Amazon could match Walmart in terms of U.S. sales in two to three years time if JPMorgan’s prediction proves true. According to a report in CNBC, citing JPMorgan, Amazon’s gross merchandise volume in the U.S. is on track to match Walmart’s net sales in the U.S. by 2020 or 2021.
Analyst Christopher Horvers wrote to clients, “Amazon is the second-largest U.S. retailer and fastest growing at scale. We believe key drivers of Amazon’s share gains include the Prime ecosystem, endless aisle driven by third-party seller expansion, outsized growth in large, underpenetrated categories, and removing friction and moving closer to customers.”
Currently, Walmart is the leader in terms of sale with a revenue of almost $496 billion. In the U.S. alone, it had an annual revenue of $318.5 billion for the fiscal year ended in January. The way JPMorgan sees it, Amazon‘s Prime membership program — now at more than 100 million members — should hit 140 million members in 2019. Amazon is raising the price to $119 a year from $99, which Wall Street likes because it can prop up its revenue.
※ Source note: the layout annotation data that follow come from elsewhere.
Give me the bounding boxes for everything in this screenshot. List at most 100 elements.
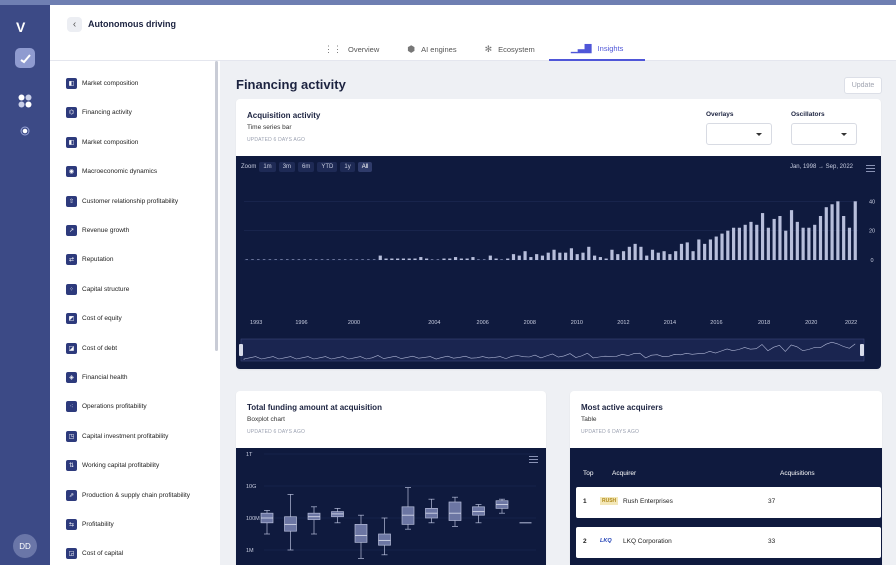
bar[interactable] (477, 259, 480, 260)
bar[interactable] (500, 259, 503, 260)
tab-overview[interactable]: ⋮⋮ Overview (310, 37, 393, 61)
tab-ecosystem[interactable]: ✻ Ecosystem (471, 37, 549, 61)
bar[interactable] (280, 259, 283, 260)
bar[interactable] (546, 252, 550, 260)
bar[interactable] (494, 258, 498, 260)
bar[interactable] (778, 216, 782, 260)
app-logo[interactable]: V (16, 19, 25, 35)
bar[interactable] (517, 255, 521, 260)
bar[interactable] (523, 251, 527, 260)
bar[interactable] (784, 230, 788, 260)
navigator-right-handle[interactable] (860, 344, 864, 356)
bar[interactable] (540, 255, 545, 260)
sidebar-item[interactable]: ◲ Cost of capital (66, 548, 123, 560)
bar[interactable] (285, 259, 289, 260)
bar[interactable] (453, 257, 458, 260)
bar[interactable] (755, 224, 759, 260)
back-button[interactable]: ‹ (67, 17, 82, 32)
sidebar-item[interactable]: ↗ Revenue growth (66, 225, 129, 236)
bar[interactable] (708, 239, 713, 260)
table-row[interactable]: 2 LKQ LKQ Corporation 33 (576, 527, 881, 558)
bar[interactable] (268, 259, 272, 260)
bar[interactable] (448, 258, 452, 260)
bar[interactable] (482, 259, 486, 260)
bar[interactable] (430, 259, 434, 260)
bar[interactable] (274, 259, 277, 260)
bar[interactable] (529, 257, 533, 260)
bar[interactable] (552, 249, 556, 260)
bar[interactable] (569, 248, 574, 260)
bar[interactable] (407, 258, 411, 260)
box[interactable] (378, 533, 391, 546)
bar[interactable] (813, 224, 817, 260)
sidebar-item[interactable]: ◧ Market composition (66, 78, 138, 89)
bar[interactable] (343, 259, 347, 260)
bar[interactable] (332, 259, 335, 260)
bar[interactable] (262, 259, 266, 260)
dot-icon[interactable] (15, 121, 35, 141)
bar[interactable] (459, 258, 463, 260)
bar[interactable] (442, 258, 446, 260)
bar[interactable] (598, 257, 602, 260)
sidebar-item[interactable]: ◈ Financial health (66, 372, 128, 383)
bar[interactable] (592, 255, 597, 260)
sidebar-item[interactable]: ◳ Capital investment profitability (66, 430, 168, 442)
sidebar-item[interactable]: ◪ Cost of debt (66, 342, 117, 354)
bar[interactable] (627, 246, 631, 260)
bar[interactable] (401, 258, 406, 260)
bar[interactable] (668, 254, 672, 260)
sidebar-item[interactable]: ⇅ Working capital profitability (66, 460, 159, 472)
bar[interactable] (830, 204, 834, 260)
bar[interactable] (674, 251, 678, 260)
table-row[interactable]: 1 RUSH Rush Enterprises 37 (576, 487, 881, 518)
bar[interactable] (662, 251, 666, 260)
bar[interactable] (425, 258, 429, 260)
bar[interactable] (824, 207, 828, 260)
sidebar-item[interactable]: ◧ Market composition (66, 136, 138, 148)
bar[interactable] (320, 259, 324, 260)
bar[interactable] (720, 233, 724, 260)
bar[interactable] (367, 259, 370, 260)
bar[interactable] (633, 243, 637, 260)
bar[interactable] (836, 201, 840, 260)
bar[interactable] (697, 239, 701, 260)
sidebar-scrollbar[interactable] (215, 61, 218, 351)
range-navigator[interactable] (240, 338, 865, 362)
bar[interactable] (818, 216, 823, 260)
bar[interactable] (303, 259, 306, 260)
update-button[interactable]: Update (844, 77, 882, 94)
tab-ai-engines[interactable]: ⬢ AI engines (393, 37, 470, 61)
bar[interactable] (726, 230, 730, 260)
sidebar-item[interactable]: ⁘ Capital structure (66, 283, 129, 295)
sidebar-item[interactable]: ⌬ Financing activity (66, 107, 132, 119)
bar[interactable] (390, 258, 394, 260)
bar[interactable] (691, 251, 695, 260)
box[interactable] (472, 506, 485, 516)
bar[interactable] (535, 254, 539, 260)
bar[interactable] (587, 246, 591, 260)
bar[interactable] (297, 259, 301, 260)
sidebar-item[interactable]: ⁖ Operations profitability (66, 401, 147, 413)
bar[interactable] (685, 242, 689, 260)
bar[interactable] (355, 259, 359, 260)
apps-icon[interactable] (15, 91, 35, 111)
bar[interactable] (564, 252, 568, 260)
bar[interactable] (309, 259, 312, 260)
bar[interactable] (251, 259, 254, 260)
bar[interactable] (506, 258, 510, 260)
bar[interactable] (847, 227, 852, 260)
bar[interactable] (419, 257, 423, 260)
bar[interactable] (645, 255, 649, 260)
sidebar-item[interactable]: ⇆ Profitability (66, 519, 114, 530)
bar[interactable] (338, 259, 341, 260)
bar[interactable] (314, 259, 318, 260)
bar[interactable] (621, 251, 626, 260)
bar[interactable] (737, 227, 741, 260)
bar[interactable] (396, 258, 400, 260)
bar[interactable] (853, 201, 857, 260)
bar[interactable] (575, 254, 579, 260)
bar[interactable] (760, 213, 765, 260)
box[interactable] (354, 524, 368, 543)
bar[interactable] (639, 246, 643, 260)
sidebar-item[interactable]: ⇧ Customer relationship profitability (66, 195, 178, 207)
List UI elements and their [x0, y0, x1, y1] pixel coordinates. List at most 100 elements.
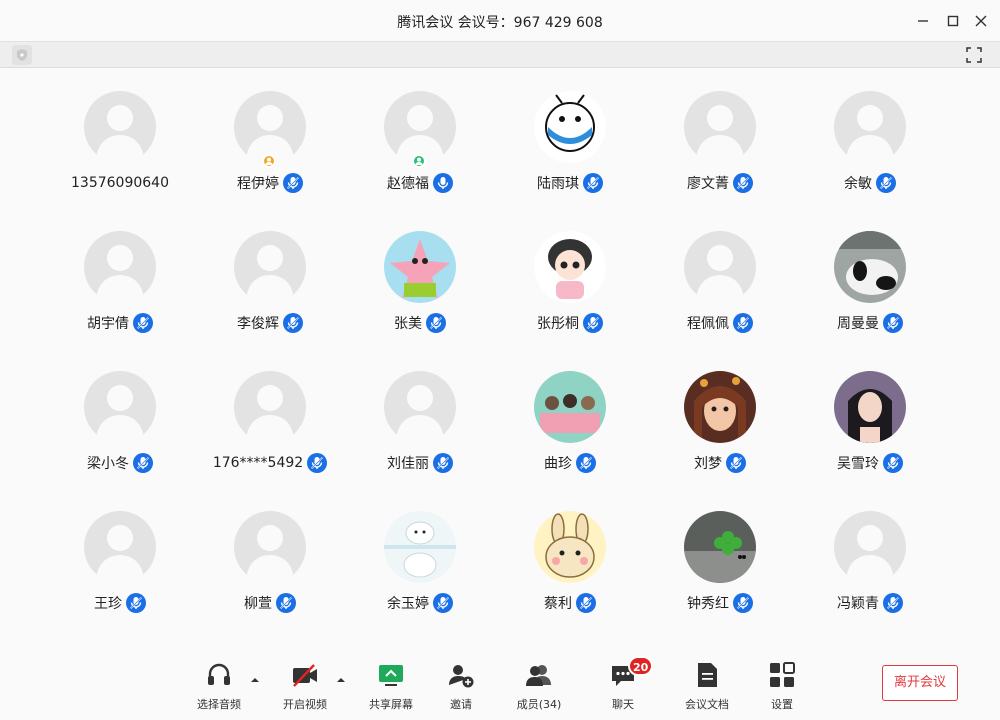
participant-avatar	[834, 231, 906, 303]
mic-muted-icon	[726, 453, 746, 473]
meeting-docs-button[interactable]: 会议文档	[672, 660, 742, 712]
title-bar: 腾讯会议 会议号：967 429 608	[0, 0, 1000, 42]
mic-muted-icon	[876, 173, 896, 193]
participant-name-row: 周曼曼	[795, 312, 945, 334]
participant-avatar	[234, 91, 306, 163]
participant-avatar	[84, 91, 156, 163]
audio-label: 选择音频	[197, 698, 241, 711]
mic-on-icon	[433, 173, 453, 193]
participant-tile[interactable]: 陆雨琪	[495, 68, 645, 193]
invite-user-icon	[449, 665, 474, 688]
participant-tile[interactable]: 吴雪玲	[795, 348, 945, 473]
participant-name: 赵德福	[387, 176, 429, 192]
chat-unread-badge: 20	[628, 656, 654, 676]
participant-name-row: 王珍	[45, 592, 195, 614]
invite-button[interactable]: 邀请	[426, 660, 496, 712]
participant-avatar	[834, 511, 906, 583]
participant-tile[interactable]: 刘佳丽	[345, 348, 495, 473]
mic-muted-icon	[733, 173, 753, 193]
mic-muted-icon	[133, 313, 153, 333]
video-off-icon	[293, 664, 317, 687]
participant-grid: 13576090640 程伊婷 赵德福 陆雨琪 廖文菁 余敏胡宇倩 李俊辉 张美 张彤桐 程佩佩 周…	[0, 68, 1000, 648]
video-button[interactable]: 开启视频	[270, 660, 340, 712]
mic-muted-icon	[733, 593, 753, 613]
participant-name: 陆雨琪	[537, 176, 579, 192]
participant-name-row: 刘佳丽	[345, 452, 495, 474]
participant-name: 吴雪玲	[837, 456, 879, 472]
participant-tile[interactable]: 胡宇倩	[45, 208, 195, 333]
mic-muted-icon	[733, 313, 753, 333]
audio-options-caret-icon[interactable]	[249, 670, 261, 682]
fullscreen-icon[interactable]	[964, 45, 984, 65]
participant-tile[interactable]: 王珍	[45, 488, 195, 613]
participant-tile[interactable]: 13576090640	[45, 68, 195, 191]
mic-muted-icon	[883, 313, 903, 333]
share-label: 共享屏幕	[369, 698, 413, 711]
participant-tile[interactable]: 程佩佩	[645, 208, 795, 333]
participant-tile[interactable]: 刘梦	[645, 348, 795, 473]
participant-name-row: 赵德福	[345, 172, 495, 194]
participant-name-row: 梁小冬	[45, 452, 195, 474]
members-button[interactable]: 成员(34)	[504, 660, 574, 712]
close-button[interactable]	[970, 10, 992, 32]
mic-muted-icon	[576, 593, 596, 613]
participant-avatar	[384, 511, 456, 583]
participant-tile[interactable]: 张彤桐	[495, 208, 645, 333]
video-label: 开启视频	[283, 698, 327, 711]
mic-muted-icon	[426, 313, 446, 333]
participant-avatar	[234, 511, 306, 583]
participant-tile[interactable]: 冯颖青	[795, 488, 945, 613]
participant-name-row: 曲珍	[495, 452, 645, 474]
participant-name-row: 胡宇倩	[45, 312, 195, 334]
participant-name-row: 柳萱	[195, 592, 345, 614]
participant-tile[interactable]: 程伊婷	[195, 68, 345, 193]
minimize-button[interactable]	[912, 10, 934, 32]
mic-muted-icon	[126, 593, 146, 613]
participant-name: 蔡利	[544, 596, 572, 612]
participant-tile[interactable]: 余玉婷	[345, 488, 495, 613]
mic-muted-icon	[883, 453, 903, 473]
share-screen-button[interactable]: 共享屏幕	[356, 660, 426, 712]
leave-meeting-button[interactable]: 离开会议	[882, 665, 958, 701]
participant-tile[interactable]: 梁小冬	[45, 348, 195, 473]
participant-name: 刘佳丽	[387, 456, 429, 472]
participant-name: 余敏	[844, 176, 872, 192]
video-options-caret-icon[interactable]	[335, 670, 347, 682]
participant-name: 钟秀红	[687, 596, 729, 612]
participant-tile[interactable]: 蔡利	[495, 488, 645, 613]
participant-name: 廖文菁	[687, 176, 729, 192]
participant-tile[interactable]: 周曼曼	[795, 208, 945, 333]
mic-muted-icon	[433, 453, 453, 473]
participant-tile[interactable]: 余敏	[795, 68, 945, 193]
shield-icon[interactable]	[12, 45, 32, 65]
participant-avatar	[684, 511, 756, 583]
participant-name: 王珍	[94, 596, 122, 612]
maximize-button[interactable]	[942, 10, 964, 32]
participant-tile[interactable]: 廖文菁	[645, 68, 795, 193]
cohost-badge-icon	[412, 154, 426, 168]
participant-tile[interactable]: 赵德福	[345, 68, 495, 193]
mic-muted-icon	[583, 313, 603, 333]
participant-name-row: 刘梦	[645, 452, 795, 474]
participant-name: 曲珍	[544, 456, 572, 472]
window-title: 腾讯会议 会议号：967 429 608	[397, 15, 603, 31]
participant-avatar	[84, 231, 156, 303]
participant-name: 刘梦	[694, 456, 722, 472]
participant-tile[interactable]: 176****5492	[195, 348, 345, 473]
participant-name-row: 余玉婷	[345, 592, 495, 614]
participant-avatar	[684, 231, 756, 303]
audio-button[interactable]: 选择音频	[184, 660, 254, 712]
participant-tile[interactable]: 李俊辉	[195, 208, 345, 333]
settings-grid-icon	[770, 662, 795, 687]
participant-tile[interactable]: 曲珍	[495, 348, 645, 473]
participant-name: 冯颖青	[837, 596, 879, 612]
participant-name-row: 176****5492	[195, 452, 345, 474]
participant-avatar	[684, 371, 756, 443]
docs-label: 会议文档	[685, 698, 729, 711]
participant-tile[interactable]: 柳萱	[195, 488, 345, 613]
chat-button[interactable]: 20 聊天	[588, 656, 658, 712]
participant-tile[interactable]: 钟秀红	[645, 488, 795, 613]
participant-name-row: 13576090640	[45, 172, 195, 194]
participant-tile[interactable]: 张美	[345, 208, 495, 333]
settings-button[interactable]: 设置	[747, 660, 817, 712]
“Prime delivers such massive scale and features that we believe it would be very difficult for any company to replicate,” Horvers said. “The company offers same-day free shipping on more than a million items for Prime members when ordered before noon in 8,000 cities and towns. Prime Now goes a step further and guarantees two-hour delivery on tens of thousands of items in 32 U.S. cities.”
As for its high-flying stock, JPMorgan said Amazon is still in market-share accumulation mode, which will bode well for the stock that the Wall Street firm rates an overweight. The analyst said its market share from eCommerce should be 50 percent, up from 41 percent of sales, during the next few years.